I'm not learning anything, there's no variety and the public transport..... I know I kinda raved about how it was good I had it cause my father couldnt complain, but I will... I've never liked public transport, I in fact hate it. My dad hates driving in traffic, I in fact find it relaxing while having to wait 45min to 1h for the bloody train in the winter cold drives me completly mad on top of making me physically ill. I leave home at 4:30am and come back at 6pm. On top of that I have to care for the bunnies mornings and evenings (twice a day cause of freezing water bowls) and then I have to eat and shower. By the time all this is done I end up going to bed at 9pm with no rest or relaxation time wich makes falling asleep though by itself. And then I have to get up at 3:45amto get ready for the day....

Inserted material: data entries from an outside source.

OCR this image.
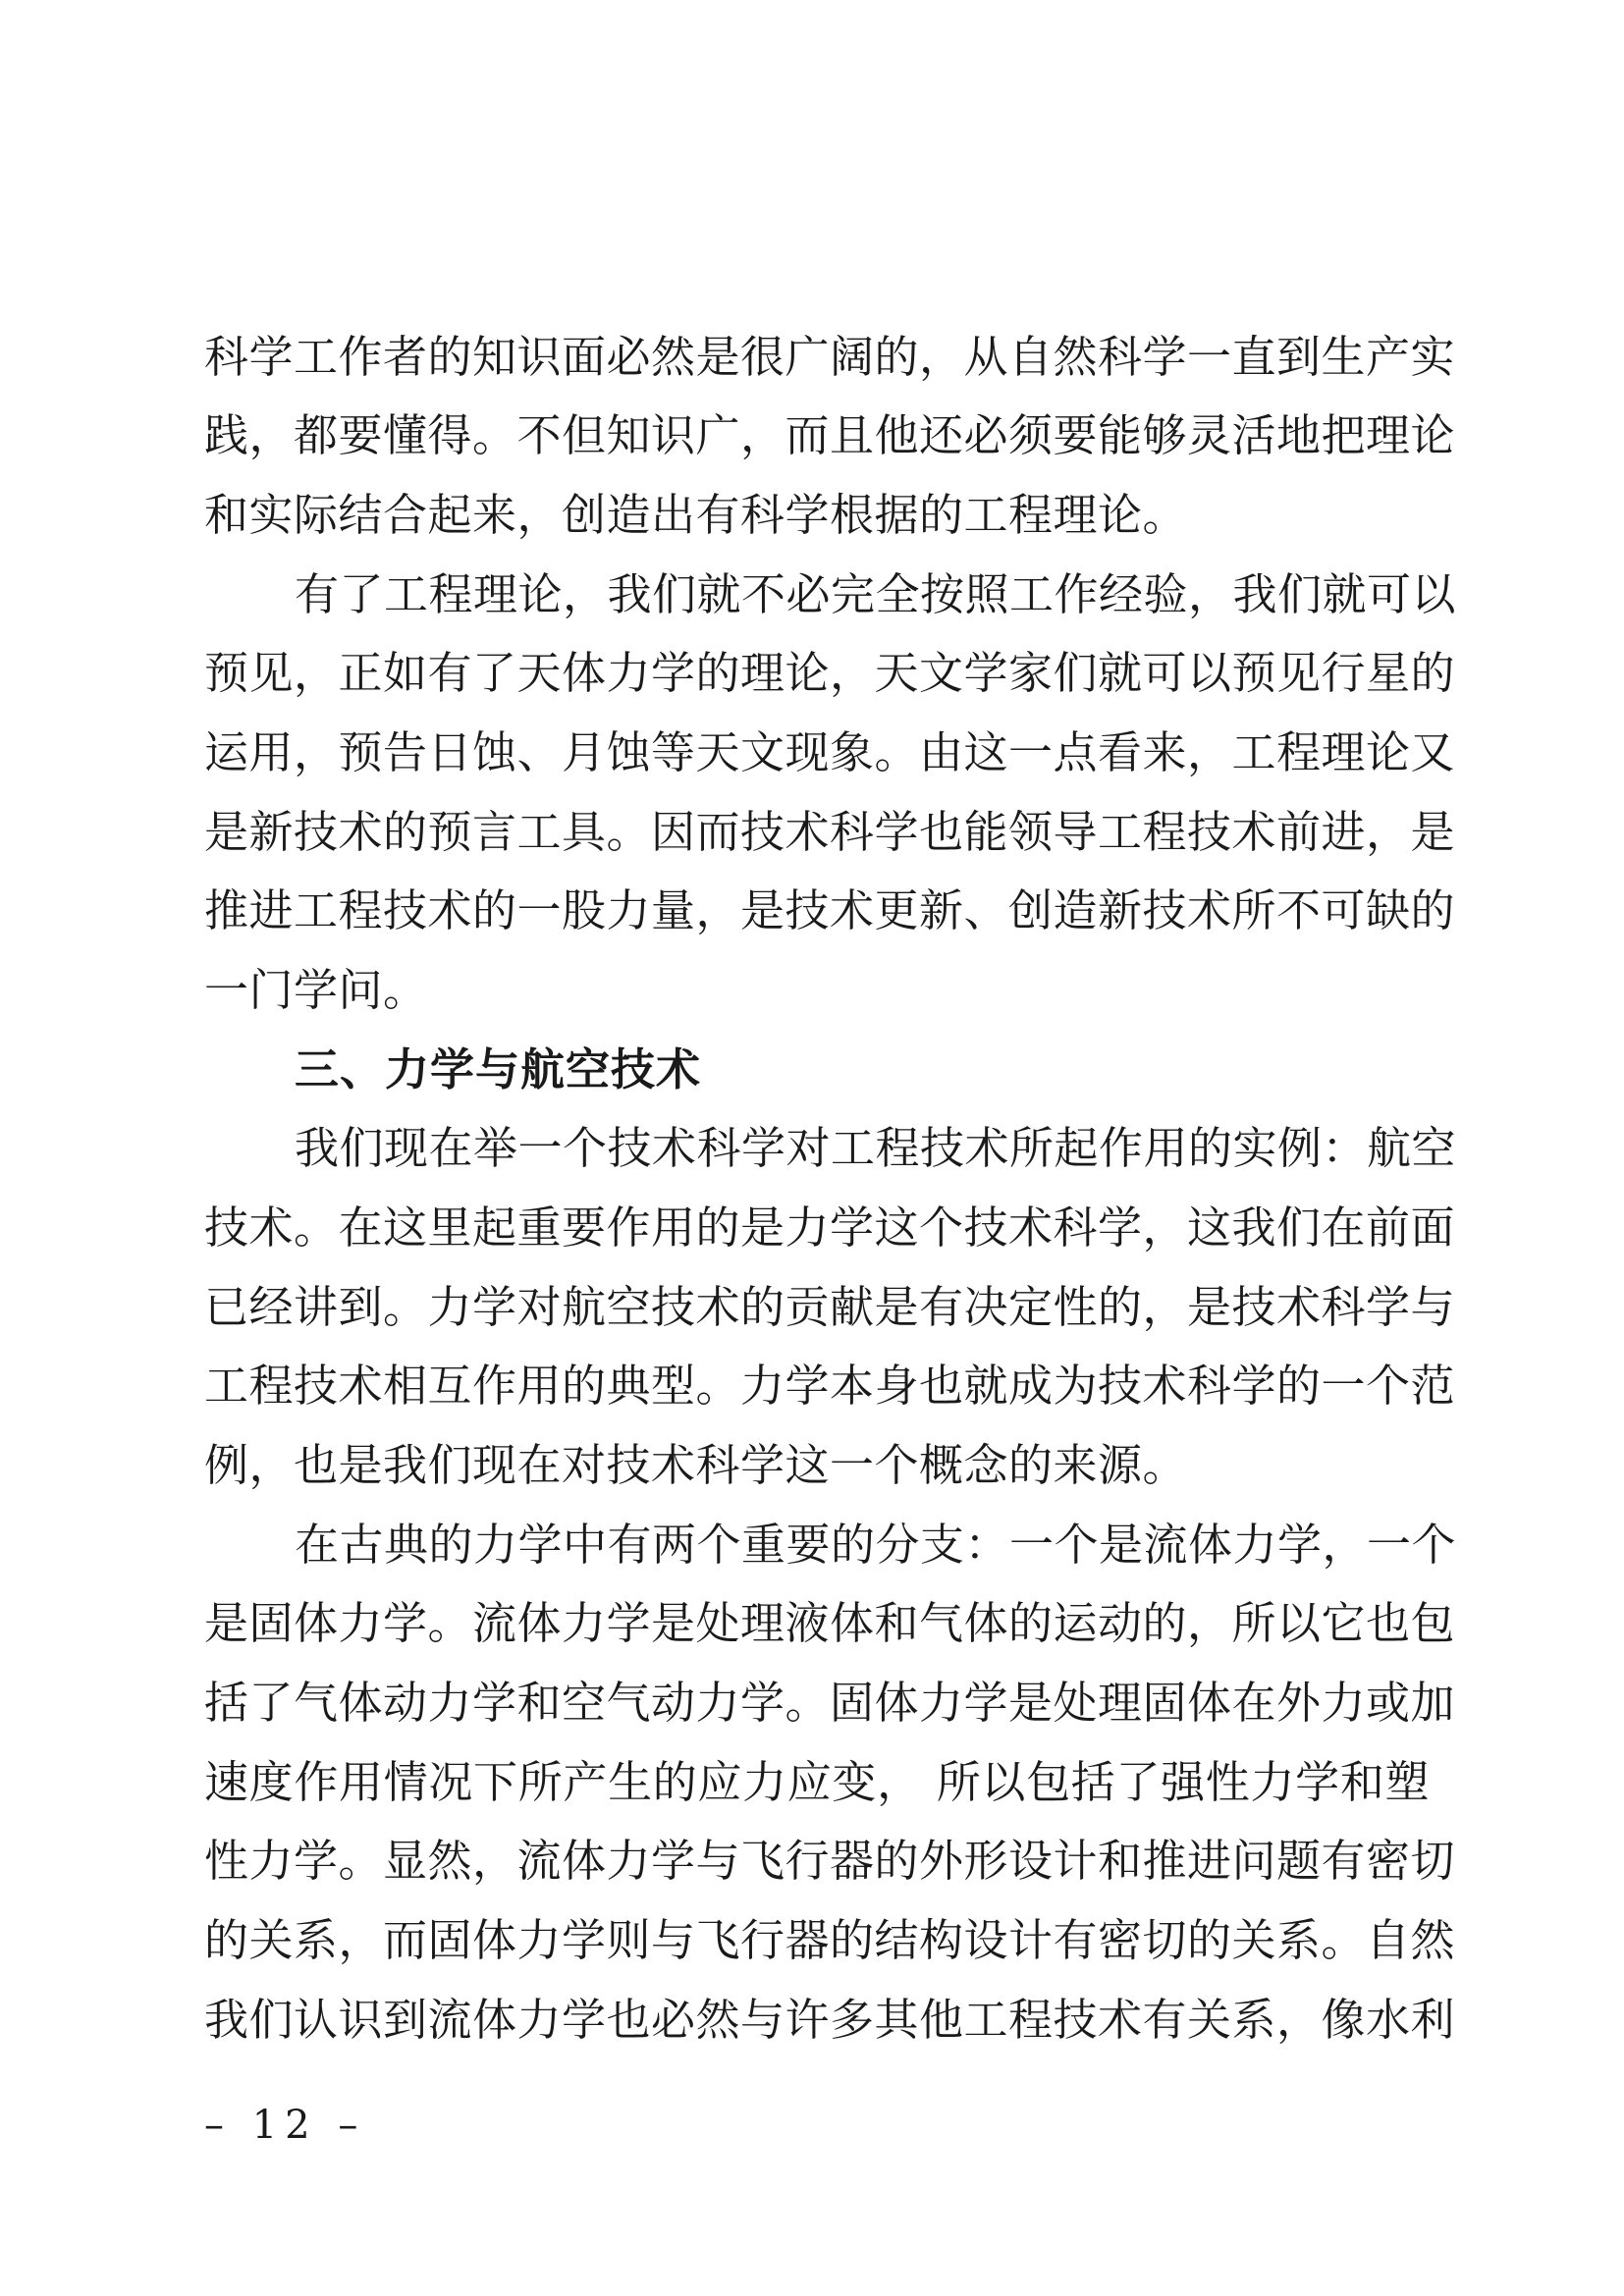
科学工作者的知识面必然是很广阔的，从自然科学一直到生产实
践，都要懂得。不但知识广，而且他还必须要能够灵活地把理论
和实际结合起来，创造出有科学根据的工程理论。
有了工程理论，我们就不必完全按照工作经验，我们就可以
预见，正如有了天体力学的理论，天文学家们就可以预见行星的
运用，预告日蚀、月蚀等天文现象。由这一点看来，工程理论又
是新技术的预言工具。因而技术科学也能领导工程技术前进，是
推进工程技术的一股力量，是技术更新、创造新技术所不可缺的
一门学问。
三、力学与航空技术
我们现在举一个技术科学对工程技术所起作用的实例：航空
技术。在这里起重要作用的是力学这个技术科学，这我们在前面
已经讲到。力学对航空技术的贡献是有决定性的，是技术科学与
工程技术相互作用的典型。力学本身也就成为技术科学的一个范
例，也是我们现在对技术科学这一个概念的来源。
在古典的力学中有两个重要的分支：一个是流体力学，一个
是固体力学。流体力学是处理液体和气体的运动的，所以它也包
括了气体动力学和空气动力学。固体力学是处理固体在外力或加
速度作用情况下所产生的应力应变， 所以包括了强性力学和塑
性力学。显然，流体力学与飞行器的外形设计和推进问题有密切
的关系，而固体力学则与飞行器的结构设计有密切的关系。自然
我们认识到流体力学也必然与许多其他工程技术有关系，像水利
– 12 –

Some of you might remember me mentionning how my health isnt the greatest..... this is a recipe for disaster. This thursday I started feeling rly ill while at work, ended up having to leave early. Normally we finish at 4:30pm, I left at 2pm, threw up on the way to the train and then when I got there I missed the 2:26pm train by 2min and had to wait till 4pm for the next one. I ended up getting home at 5:30pm, only 30min earlier then usual when I left 2h30min early. Feeling and being sick the whole way home.
Kanuk doesnt offer part time, so I cant even reduce my hours to give myself a chance.... This is not gonna work.

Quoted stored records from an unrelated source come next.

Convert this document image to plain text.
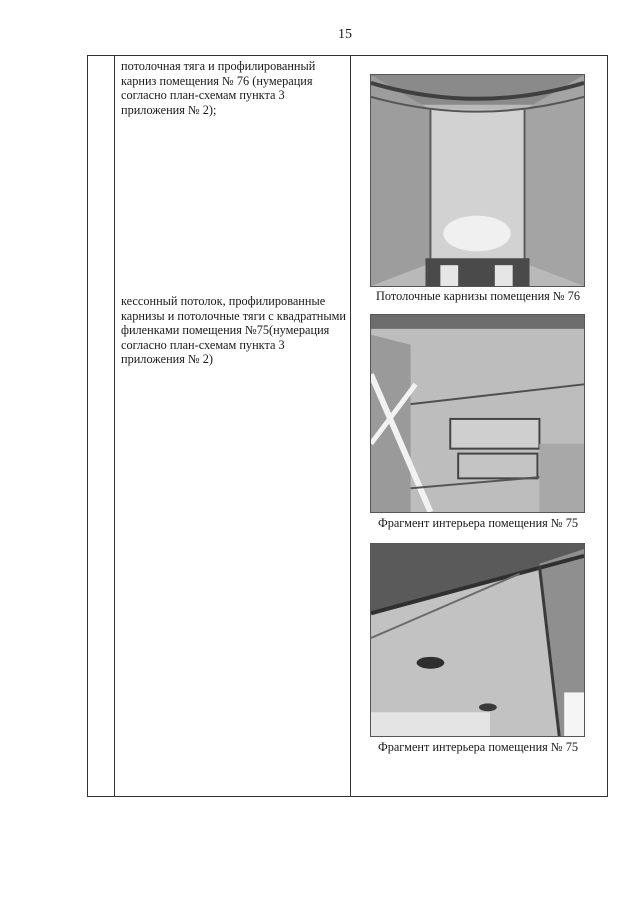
15
потолочная тяга и профилированный карниз помещения № 76 (нумерация согласно план-схемам пункта 3 приложения № 2);
кессонный потолок, профилированные карнизы и потолочные тяги с квадратными филенками помещения №75(нумерация согласно план-схемам пункта 3 приложения № 2)
Потолочные карнизы помещения № 76
Фрагмент интерьера помещения № 75
Фрагмент интерьера помещения № 75
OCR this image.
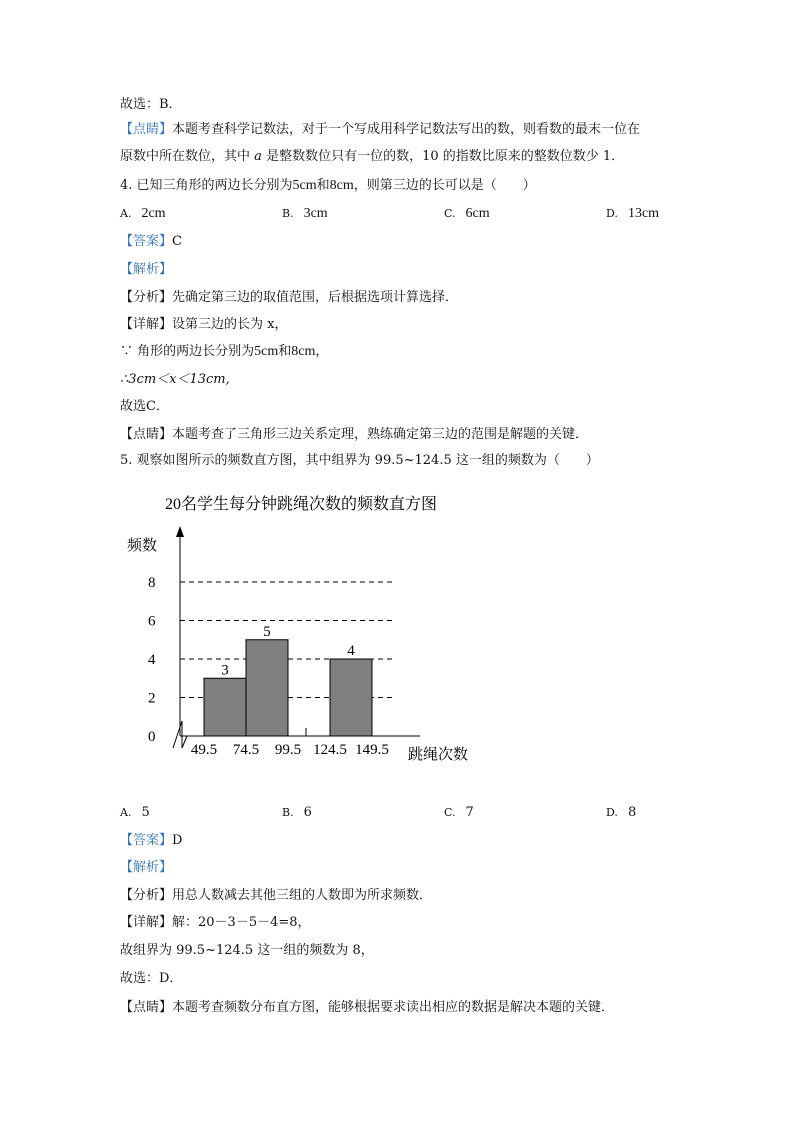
故选：B．
【点睛】本题考查科学记数法，对于一个写成用科学记数法写出的数，则看数的最末一位在
原数中所在数位，其中 a 是整数数位只有一位的数，10 的指数比原来的整数位数少 1．
4. 已知三角形的两边长分别为5cm和8cm，则第三边的长可以是（　　）
A. 2cm	B. 3cm	C. 6cm	D. 13cm
【答案】C
【解析】
【分析】先确定第三边的取值范围，后根据选项计算选择．
【详解】设第三边的长为 x，
∵ 角形的两边长分别为5cm和8cm，
∴3cm＜x＜13cm,
故选C．
【点睛】本题考查了三角形三边关系定理，熟练确定第三边的范围是解题的关键．
5. 观察如图所示的频数直方图，其中组界为 99.5~124.5 这一组的频数为（　　）
20名学生每分钟跳绳次数的频数直方图
频数
3
5
4
0
2
4
6
8
49.5 74.5 99.5 124.5 149.5 跳绳次数
A. 5	B. 6	C. 7	D. 8
【答案】D
【解析】
【分析】用总人数减去其他三组的人数即为所求频数．
【详解】解：20－3－5－4=8，
故组界为 99.5~124.5 这一组的频数为 8，
故选：D．
【点睛】本题考查频数分布直方图，能够根据要求读出相应的数据是解决本题的关键．
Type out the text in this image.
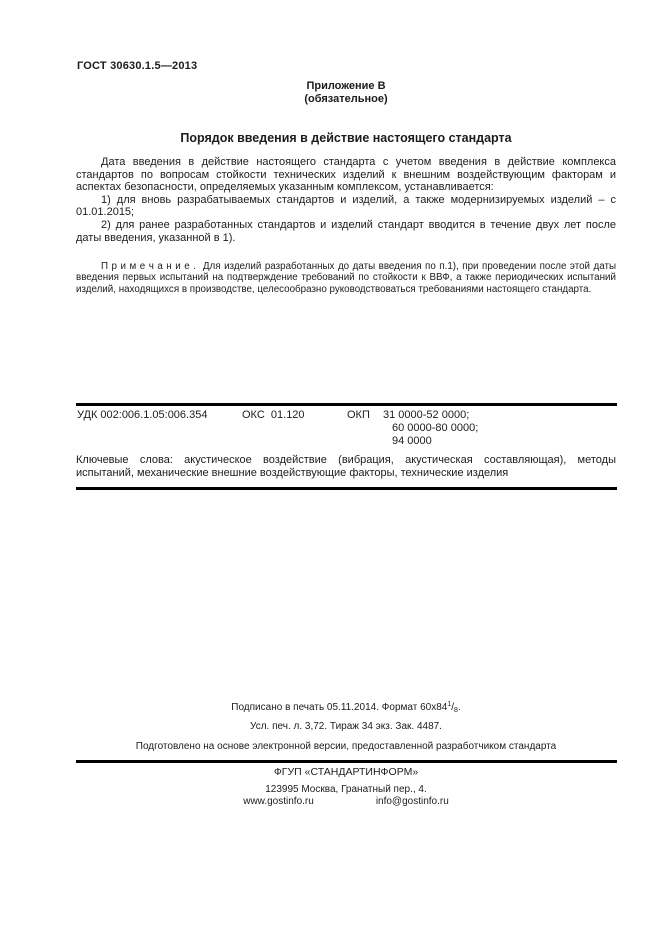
ГОСТ 30630.1.5—2013
Приложение В
(обязательное)
Порядок введения в действие настоящего стандарта

Дата введения в действие настоящего стандарта с учетом введения в действие комплекса стандартов по вопросам стойкости технических изделий к внешним воздействующим факторам и аспектах безопасности, определяемых указанным комплексом, устанавливается:

1) для вновь разрабатываемых стандартов и изделий, а также модернизируемых изделий – с 01.01.2015;

2) для ранее разработанных стандартов и изделий стандарт вводится в течение двух лет после даты введения, указанной в 1).

П р и м е ч а н и е . Для изделий разработанных до даты введения по п.1), при проведении после этой даты введения первых испытаний на подтверждение требований по стойкости к ВВФ, а также периодических испытаний изделий, находящихся в производстве, целесообразно руководствоваться требованиями настоящего стандарта.

УДК 002:006.1.05:006.354	ОКС  01.120	ОКП 31 0000-52 0000;
60 0000-80 0000;
94 0000

Ключевые слова: акустическое воздействие (вибрация, акустическая составляющая), методы испытаний, механические внешние воздействующие факторы, технические изделия

Подписано в печать 05.11.2014. Формат $60х84^1/_8$.
Усл. печ. л. 3,72. Тираж 34 экз. Зак. 4487.
Подготовлено на основе электронной версии, предоставленной разработчиком стандарта
ФГУП «СТАНДАРТИНФОРМ»
123995 Москва, Гранатный пер., 4.
www.gostinfo.ru	info@gostinfo.ru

Then I had a slight chance at hope today when I had an interview for a job that could offer part time where I'd be able to drive to thus skipping the public transport I hate so. Cancelled work at Kanuk for the day, did the interview, I started feeling iffy about the place at that point cause for many things like health and salary she was like "you cant talk with any of the other employees about this", did their test, passed, they approved the salary I asked for and then were like here's your schedule : monday to thursday 7am to 4pm friday 7am to 2pm..... I stopped her saying how she told me I could be part time and then she went "oh I forgot, left me go ask" coming back saying how that could cause issues with the other employees and they'll call me back during the afternoon to confirm weither or not I have the job afterall. I wouldve never gone in the first place if she hadnt said I could be part time.... and obviously its now 9pm and I got no calls from em. Even if they do call at this point I feel like I cant trust that place and will flat out refuse the job.
Now I have to decide what happens with Kanuk... They wont let me be part time and I've already burned some of my reputation by leaving early thursday and cancelling for an interview today. They know I want to leave now so they wont care for giving me any training to do other things so more pockets, more bloody train and making myself weaker and weaker by the day.
I'm honestly considering quitting, I know it's only been 2weeks and I was so exited before but it's not what I hoped and my health wont last another week. Thatll leave me unemployed again but I think at this point I'd be better off working as a clerk in a grocery store or gas station 2 or 3 days a week insted of going to Kanuk. Salary would be the same per hour anyways..... and I'd save the 230$ monthly public bloody transport pass. I can be that until I find a seamstress job with a decent salary/schedule/distance or a work at home pay per item job.
I know this has been a wall of text but for those that made it to the end, what would you do?